Introduction
This is a post that is a repurposing of an old-school Mini-Review Round-Up post. As stated here I am essentially done with running multi-film review posts. Each film deserves its own review. Therefore I will repost, and at times add to, old reviews periodically. Enjoy!
In The House
This film deals with a fascinating premise of what occurs when a high school student is seemingly drawing from real-life experience about his insinuating himself in another family, and what his French teacher, a frustrated writer, does or does not do to encourage his talent. I sat with this film for a while because I knew I greatly enjoyed it. I loved it for most of the way through, however, I didn’t know how much I liked it in the end mostly because of how it concluded. A lot of that decision to me boiled down to how well I felt the film followed its self-prescribed rule about endings. I concluded that I think it did well. Essentially, you have to keep in mind that there’s a very self-aware narrative being told. There are times when the story may seem a little lost, but, of course, Germain, the teacher, says that very thing to Claude often. And who is molding the narrative ultimately but him? Sure, we’re not always witnessing a dramatization of his writing, but it tends to revolve around him, and he is manipulating those around him in one way or another.

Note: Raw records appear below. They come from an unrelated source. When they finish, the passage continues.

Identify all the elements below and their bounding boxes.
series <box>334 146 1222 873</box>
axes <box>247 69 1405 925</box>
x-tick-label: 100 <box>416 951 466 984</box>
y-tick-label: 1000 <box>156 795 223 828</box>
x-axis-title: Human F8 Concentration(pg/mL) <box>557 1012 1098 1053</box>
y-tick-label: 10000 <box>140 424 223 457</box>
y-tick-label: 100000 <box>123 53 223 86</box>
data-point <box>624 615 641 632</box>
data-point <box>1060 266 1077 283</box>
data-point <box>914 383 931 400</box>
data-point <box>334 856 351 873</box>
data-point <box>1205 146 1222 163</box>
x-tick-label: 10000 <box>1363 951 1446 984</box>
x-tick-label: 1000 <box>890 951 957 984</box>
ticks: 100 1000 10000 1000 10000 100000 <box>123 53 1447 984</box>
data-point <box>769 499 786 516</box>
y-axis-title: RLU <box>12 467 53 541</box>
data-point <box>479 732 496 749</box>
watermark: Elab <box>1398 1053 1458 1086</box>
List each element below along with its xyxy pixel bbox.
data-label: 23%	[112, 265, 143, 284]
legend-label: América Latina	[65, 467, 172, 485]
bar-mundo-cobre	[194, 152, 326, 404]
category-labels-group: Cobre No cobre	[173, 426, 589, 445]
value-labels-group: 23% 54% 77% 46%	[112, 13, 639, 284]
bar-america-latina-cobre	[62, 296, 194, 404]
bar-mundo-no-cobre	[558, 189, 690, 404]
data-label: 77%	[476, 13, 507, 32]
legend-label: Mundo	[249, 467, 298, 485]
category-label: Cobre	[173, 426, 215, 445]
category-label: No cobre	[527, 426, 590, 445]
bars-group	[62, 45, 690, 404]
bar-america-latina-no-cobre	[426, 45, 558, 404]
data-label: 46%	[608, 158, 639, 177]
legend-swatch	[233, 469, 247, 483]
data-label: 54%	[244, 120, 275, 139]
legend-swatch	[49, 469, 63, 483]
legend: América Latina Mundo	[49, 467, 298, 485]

The film writes Claude intelligently and he’s acted deftly by Ernst Umhauer such that he’s an interesting character, one that you could at least understand may have a way of wrapping people around his finger, even if you don’t particularly care for him you’re engaged.
On the strength of a majority of the film, and my reconsideration of the end I give it 8/10; your take may have you rate it higher or lower, but it is worth seeing and judging for yourself.